After setting up a HDFS cluster in part 1, it is now time to put some data in the cluster. There exists multiple ways to upload files to a Hadoop cluster:
- Using the Web UI of the namenode
- Using the REST API.
- Using the command line.
- From Java using the DFSClient
- From Java using the FileSystem
Treating them all in a single post would make the post too long (in my opinion). Therefor I have chosen to split it up into two separate posts, meaning that in this blog post I will only discuss the Web UI and REST API (which should be nearly identical). The other approaches will be handled in the next.
Even though you may not be interested in using the Web UI or the REST API to upload files to you Hadoop cluster, I recommend reading through this post as problems encountered here, will come back in the next one. Even more important though are the fixes and changes that are applied to get it working as they will have an impact on the other ways of uploading files as well.
When trying to upload a file using the Web UI of the namenode, which I expect is the easiest way (meaning least chance of problems), already fails. The error (“Couldn’t upload the file”) doesn’t reveal any indication as to what the problem is. Trying to create a directory also fails, but shows a meaningful error:
Permission denied: user=dr.who, access=WRITE, inode=”/”:root:supergroup:drwxr-xr-x
So the message clearly shows that the user ‘dr.who’ does not have permission to write on the node. Two questions we should ask ourself:
- Who is ‘dr.who’ and why is that user used?
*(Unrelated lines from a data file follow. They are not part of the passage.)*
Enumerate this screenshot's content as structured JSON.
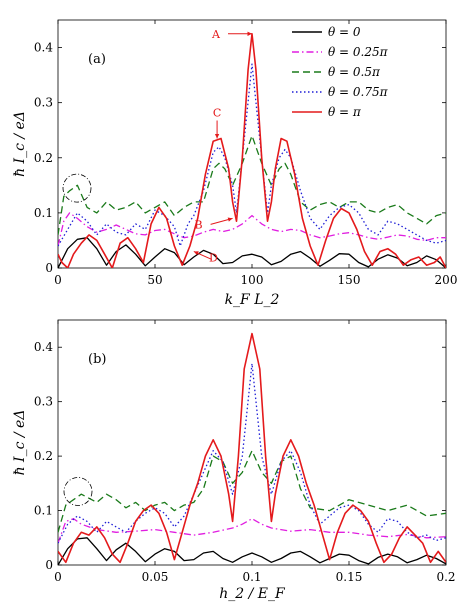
{
  "chart_data": [
    {
      "type": "line",
      "panel_label": "(a)",
      "xlabel": "k_F L_2",
      "ylabel": "ħ I_c / eΔ",
      "xlim": [
        0,
        200
      ],
      "ylim": [
        0,
        0.45
      ],
      "xticks": [
        0,
        50,
        100,
        150,
        200
      ],
      "yticks": [
        0,
        0.1,
        0.2,
        0.3,
        0.4
      ],
      "legend_placement": "top-right",
      "series": [
        {
          "name": "θ = 0",
          "color": "#000000",
          "dash": "solid",
          "x": [
            0,
            5,
            10,
            15,
            20,
            25,
            30,
            35,
            40,
            45,
            50,
            55,
            60,
            65,
            70,
            75,
            80,
            85,
            90,
            95,
            100,
            105,
            110,
            115,
            120,
            125,
            130,
            135,
            140,
            145,
            150,
            155,
            160,
            165,
            170,
            175,
            180,
            185,
            190,
            195,
            200
          ],
          "y": [
            0.0,
            0.035,
            0.052,
            0.055,
            0.035,
            0.005,
            0.03,
            0.042,
            0.025,
            0.004,
            0.02,
            0.035,
            0.028,
            0.006,
            0.02,
            0.032,
            0.025,
            0.008,
            0.01,
            0.022,
            0.025,
            0.02,
            0.006,
            0.012,
            0.025,
            0.03,
            0.018,
            0.003,
            0.014,
            0.026,
            0.025,
            0.01,
            0.002,
            0.016,
            0.024,
            0.018,
            0.004,
            0.01,
            0.022,
            0.015,
            0.0
          ]
        },
        {
          "name": "θ = 0.25π",
          "color": "#e01ee0",
          "dash": "dashdot",
          "x": [
            0,
            3,
            6,
            10,
            15,
            20,
            25,
            30,
            35,
            40,
            45,
            50,
            55,
            60,
            65,
            70,
            75,
            80,
            85,
            90,
            95,
            100,
            105,
            110,
            115,
            120,
            125,
            130,
            135,
            140,
            145,
            150,
            155,
            160,
            165,
            170,
            175,
            180,
            185,
            190,
            195,
            200
          ],
          "y": [
            0.04,
            0.085,
            0.1,
            0.09,
            0.075,
            0.065,
            0.07,
            0.078,
            0.07,
            0.062,
            0.06,
            0.068,
            0.07,
            0.062,
            0.055,
            0.058,
            0.065,
            0.07,
            0.066,
            0.07,
            0.08,
            0.095,
            0.08,
            0.07,
            0.066,
            0.07,
            0.068,
            0.06,
            0.055,
            0.058,
            0.062,
            0.064,
            0.06,
            0.055,
            0.052,
            0.056,
            0.06,
            0.058,
            0.052,
            0.05,
            0.055,
            0.055
          ]
        },
        {
          "name": "θ = 0.5π",
          "color": "#1a7a1a",
          "dash": "dashed",
          "x": [
            0,
            3,
            6,
            10,
            15,
            20,
            25,
            30,
            35,
            40,
            45,
            50,
            55,
            60,
            65,
            70,
            75,
            80,
            83,
            86,
            90,
            95,
            100,
            105,
            110,
            114,
            117,
            120,
            125,
            130,
            135,
            140,
            145,
            150,
            155,
            160,
            165,
            170,
            175,
            180,
            185,
            190,
            195,
            200
          ],
          "y": [
            0.06,
            0.13,
            0.14,
            0.15,
            0.11,
            0.1,
            0.12,
            0.105,
            0.11,
            0.12,
            0.1,
            0.11,
            0.12,
            0.095,
            0.11,
            0.12,
            0.12,
            0.18,
            0.19,
            0.18,
            0.15,
            0.19,
            0.24,
            0.19,
            0.15,
            0.18,
            0.19,
            0.17,
            0.12,
            0.105,
            0.115,
            0.12,
            0.11,
            0.12,
            0.12,
            0.105,
            0.1,
            0.11,
            0.115,
            0.1,
            0.09,
            0.08,
            0.095,
            0.1
          ]
        },
        {
          "name": "θ = 0.75π",
          "color": "#1f1fd6",
          "dash": "dotted",
          "x": [
            0,
            5,
            10,
            15,
            20,
            25,
            30,
            35,
            40,
            45,
            50,
            55,
            60,
            63,
            67,
            70,
            75,
            80,
            83,
            86,
            90,
            92,
            95,
            100,
            105,
            108,
            110,
            114,
            117,
            120,
            125,
            130,
            135,
            140,
            145,
            150,
            155,
            160,
            165,
            170,
            175,
            180,
            185,
            190,
            195,
            200
          ],
          "y": [
            0.04,
            0.07,
            0.1,
            0.085,
            0.06,
            0.08,
            0.065,
            0.06,
            0.08,
            0.07,
            0.105,
            0.095,
            0.075,
            0.04,
            0.08,
            0.095,
            0.14,
            0.21,
            0.22,
            0.2,
            0.15,
            0.1,
            0.2,
            0.37,
            0.2,
            0.1,
            0.15,
            0.2,
            0.215,
            0.2,
            0.14,
            0.09,
            0.07,
            0.095,
            0.11,
            0.115,
            0.1,
            0.07,
            0.06,
            0.085,
            0.08,
            0.07,
            0.06,
            0.05,
            0.045,
            0.05
          ]
        },
        {
          "name": "θ = π",
          "color": "#e41a1c",
          "dash": "solid",
          "x": [
            0,
            2,
            5,
            8,
            12,
            16,
            20,
            24,
            28,
            32,
            36,
            40,
            44,
            48,
            52,
            56,
            60,
            64,
            68,
            72,
            76,
            80,
            84,
            88,
            90,
            92,
            95,
            98,
            100,
            102,
            105,
            108,
            110,
            112,
            115,
            118,
            122,
            126,
            130,
            134,
            138,
            142,
            146,
            150,
            154,
            158,
            162,
            166,
            170,
            174,
            178,
            182,
            186,
            190,
            194,
            197,
            200
          ],
          "y": [
            0.025,
            0.01,
            0.0,
            0.025,
            0.045,
            0.06,
            0.05,
            0.025,
            0.0,
            0.045,
            0.055,
            0.035,
            0.01,
            0.08,
            0.11,
            0.09,
            0.04,
            0.005,
            0.04,
            0.09,
            0.17,
            0.23,
            0.235,
            0.18,
            0.12,
            0.085,
            0.2,
            0.36,
            0.425,
            0.36,
            0.2,
            0.085,
            0.12,
            0.18,
            0.235,
            0.23,
            0.17,
            0.09,
            0.04,
            0.005,
            0.05,
            0.09,
            0.108,
            0.1,
            0.07,
            0.03,
            0.005,
            0.03,
            0.035,
            0.025,
            0.005,
            0.015,
            0.02,
            0.005,
            0.01,
            0.02,
            0.0
          ]
        }
      ],
      "annotations": [
        {
          "text": "A",
          "x": 100,
          "y": 0.425
        },
        {
          "text": "B",
          "x": 90,
          "y": 0.09
        },
        {
          "text": "C",
          "x": 82,
          "y": 0.235
        },
        {
          "text": "D",
          "x": 70,
          "y": 0.03
        }
      ]
    },
    {
      "type": "line",
      "panel_label": "(b)",
      "xlabel": "h_2 / E_F",
      "ylabel": "ħ I_c / eΔ",
      "xlim": [
        0,
        0.2
      ],
      "ylim": [
        0,
        0.45
      ],
      "xticks": [
        0,
        0.05,
        0.1,
        0.15,
        0.2
      ],
      "yticks": [
        0,
        0.1,
        0.2,
        0.3,
        0.4
      ],
      "series": [
        {
          "name": "θ = 0",
          "color": "#000000",
          "dash": "solid",
          "x": [
            0,
            0.005,
            0.01,
            0.015,
            0.02,
            0.025,
            0.03,
            0.035,
            0.04,
            0.045,
            0.05,
            0.055,
            0.06,
            0.065,
            0.07,
            0.075,
            0.08,
            0.085,
            0.09,
            0.095,
            0.1,
            0.105,
            0.11,
            0.115,
            0.12,
            0.125,
            0.13,
            0.135,
            0.14,
            0.145,
            0.15,
            0.155,
            0.16,
            0.165,
            0.17,
            0.175,
            0.18,
            0.185,
            0.19,
            0.195,
            0.2
          ],
          "y": [
            0.0,
            0.03,
            0.048,
            0.05,
            0.03,
            0.008,
            0.028,
            0.04,
            0.025,
            0.006,
            0.02,
            0.03,
            0.025,
            0.008,
            0.01,
            0.022,
            0.025,
            0.012,
            0.005,
            0.015,
            0.022,
            0.015,
            0.005,
            0.012,
            0.022,
            0.025,
            0.015,
            0.004,
            0.012,
            0.02,
            0.018,
            0.008,
            0.002,
            0.014,
            0.02,
            0.015,
            0.004,
            0.01,
            0.018,
            0.012,
            0.002
          ]
        },
        {
          "name": "θ = 0.25π",
          "color": "#e01ee0",
          "dash": "dashdot",
          "x": [
            0,
            0.004,
            0.008,
            0.012,
            0.02,
            0.03,
            0.04,
            0.05,
            0.06,
            0.07,
            0.08,
            0.09,
            0.095,
            0.1,
            0.105,
            0.11,
            0.12,
            0.13,
            0.14,
            0.15,
            0.16,
            0.17,
            0.18,
            0.19,
            0.2
          ],
          "y": [
            0.04,
            0.08,
            0.085,
            0.075,
            0.065,
            0.06,
            0.062,
            0.065,
            0.06,
            0.055,
            0.06,
            0.068,
            0.075,
            0.085,
            0.075,
            0.068,
            0.062,
            0.065,
            0.06,
            0.06,
            0.055,
            0.052,
            0.056,
            0.05,
            0.052
          ]
        },
        {
          "name": "θ = 0.5π",
          "color": "#1a7a1a",
          "dash": "dashed",
          "x": [
            0,
            0.004,
            0.008,
            0.012,
            0.02,
            0.025,
            0.03,
            0.035,
            0.04,
            0.045,
            0.05,
            0.055,
            0.06,
            0.065,
            0.07,
            0.075,
            0.08,
            0.085,
            0.09,
            0.095,
            0.1,
            0.105,
            0.11,
            0.115,
            0.12,
            0.125,
            0.13,
            0.14,
            0.15,
            0.16,
            0.17,
            0.18,
            0.19,
            0.2
          ],
          "y": [
            0.06,
            0.11,
            0.12,
            0.13,
            0.115,
            0.13,
            0.12,
            0.105,
            0.115,
            0.1,
            0.11,
            0.115,
            0.1,
            0.11,
            0.115,
            0.14,
            0.2,
            0.19,
            0.15,
            0.17,
            0.21,
            0.17,
            0.15,
            0.19,
            0.2,
            0.14,
            0.105,
            0.1,
            0.12,
            0.11,
            0.1,
            0.11,
            0.09,
            0.095
          ]
        },
        {
          "name": "θ = 0.75π",
          "color": "#1f1fd6",
          "dash": "dotted",
          "x": [
            0,
            0.005,
            0.01,
            0.015,
            0.02,
            0.025,
            0.03,
            0.035,
            0.04,
            0.045,
            0.05,
            0.055,
            0.06,
            0.065,
            0.07,
            0.075,
            0.08,
            0.085,
            0.09,
            0.095,
            0.1,
            0.105,
            0.11,
            0.115,
            0.12,
            0.125,
            0.13,
            0.135,
            0.14,
            0.145,
            0.15,
            0.155,
            0.16,
            0.165,
            0.17,
            0.175,
            0.18,
            0.185,
            0.19,
            0.195,
            0.2
          ],
          "y": [
            0.04,
            0.075,
            0.09,
            0.08,
            0.06,
            0.08,
            0.07,
            0.06,
            0.08,
            0.095,
            0.105,
            0.095,
            0.07,
            0.09,
            0.13,
            0.17,
            0.21,
            0.19,
            0.13,
            0.2,
            0.37,
            0.2,
            0.13,
            0.19,
            0.21,
            0.17,
            0.11,
            0.075,
            0.09,
            0.105,
            0.11,
            0.1,
            0.075,
            0.06,
            0.085,
            0.08,
            0.06,
            0.05,
            0.055,
            0.045,
            0.05
          ]
        },
        {
          "name": "θ = π",
          "color": "#e41a1c",
          "dash": "solid",
          "x": [
            0,
            0.004,
            0.008,
            0.012,
            0.016,
            0.02,
            0.024,
            0.028,
            0.032,
            0.036,
            0.04,
            0.044,
            0.048,
            0.052,
            0.056,
            0.06,
            0.064,
            0.068,
            0.072,
            0.076,
            0.08,
            0.084,
            0.088,
            0.09,
            0.093,
            0.096,
            0.1,
            0.104,
            0.107,
            0.11,
            0.112,
            0.116,
            0.12,
            0.124,
            0.128,
            0.132,
            0.136,
            0.14,
            0.144,
            0.148,
            0.152,
            0.156,
            0.16,
            0.164,
            0.168,
            0.172,
            0.176,
            0.18,
            0.184,
            0.188,
            0.192,
            0.196,
            0.2
          ],
          "y": [
            0.025,
            0.005,
            0.04,
            0.06,
            0.055,
            0.07,
            0.05,
            0.02,
            0.005,
            0.04,
            0.08,
            0.1,
            0.11,
            0.095,
            0.06,
            0.01,
            0.06,
            0.11,
            0.15,
            0.2,
            0.23,
            0.2,
            0.13,
            0.08,
            0.2,
            0.36,
            0.425,
            0.36,
            0.2,
            0.08,
            0.13,
            0.2,
            0.23,
            0.2,
            0.15,
            0.11,
            0.06,
            0.01,
            0.06,
            0.095,
            0.11,
            0.1,
            0.08,
            0.04,
            0.005,
            0.02,
            0.05,
            0.07,
            0.055,
            0.04,
            0.005,
            0.025,
            0.005
          ]
        }
      ]
    }
  ]
}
- On which node does this user need permissions?
Since after shutting down the datanode, I still get the exact same message, this must mean it needs permissions on the namenode. But who is ‘dr.who’? Well, looking at the default configuration of hadoop, this is the default http user. Since I never invested any time in setting up decent permissions on my nodes, I want to run all of my operations as the root user. Luckily, this is easy to do by changing the configuration value.
After changing this, I can create directories through the namenode, even if there is no datanode up and running. So this already makes it clear that the namenode is the one who is responsible for the while filesystem structure and the datanodes are completely unaware and only have blocks. Moreover, the actual directory is never physically created, the actual directory is of course not required because it will never be used to store any data in it.
Uploading a file however, still fails with the exact same message. When trying to debug such an issue, the log files are always the place to go. But the only log file that is created doesn’t show anything related to this problem. Even after changing the log configuration, such that every possible log file is used still doesn’t show any information about this
Since I assume that the Web UI uses the REST API, I decide to try this REST API myself. The Hadoop documentation is very clear in which calls you have to make. First you have to make a call to the namenode:
curl -i -X PUT http://localhost:50070/webhdfs/v1/test.md?op=CREATE
The namenode replies with a redirect request to a datanode. This request contains the location to redirect to, which in my case is:
Looking at the redirect location, it is clear that this redirect will never be possible as the hostname is the container id. This can not be resolved and will result in an ‘unknown host’ exception. But there is also another problem, the port. While the container internally uses port 50075, this is mapped to a random port to the outside. To fix this problem, and use my Hadoop cluster as is, where all datanodes have the same configuration, we would need some reverse lookup that would translate the request and forward it to the right container. This translation however would depend on both the hostname and the port, which could be impossible, but I’m not a network expert.
Since this is not my current goal, I decided to postpone this, and for now work with a single datanode. This allows me to set the hostname of the datanode to ‘localhost’ and map the port to 50075 to the outside. With these changes I try again to upload a file using the Web UI, but I still get the same error. Looking into the log file again shows me that it is again related to user permissions. The file we are trying to upload is being uploaded as our good old ‘dr.who’. So for some reason does the namenode not pass on its own user, leaving it up to the datanode to fall back to the default user. Setting the same configuration as we did with the namenode finally allows me to upload a file.
Using the REST API I can now continue with the second call, since the location returned by the namenode is now resolvable. After making some stupid mistake where I didn’t escape the ‘&’ in the URL, I got a response from the datanode.
curl -i -X PUT -T README.md http://localhost:50075/webhdfs/v1/test.md?op=CREATE\&namenoderpcaddress=hdfs-namenode:9000\&createflag=\&createparent=true&overwrite=false
Of course, it was again using the default user. Specifying a user in the REST call is as simple as adding the ‘user.name’ parameter to the call.
curl -i -X PUT http://hdfs-namenode:50070/webhdfs/v1/test.md?user.name=root\&op=CREATE
When making a call to the redirect location I finally succeeded in uploading a file using the REST API myself.
It has been a long struggle to get everything working, and I learned a lot about the behaviour of Hadoop and how combined with Docker this is hitting the limits of what is possible. I still believe a reverse lookup could be possible, and it is something I will try later, after I have managed to completely setup the Hadoop cluster.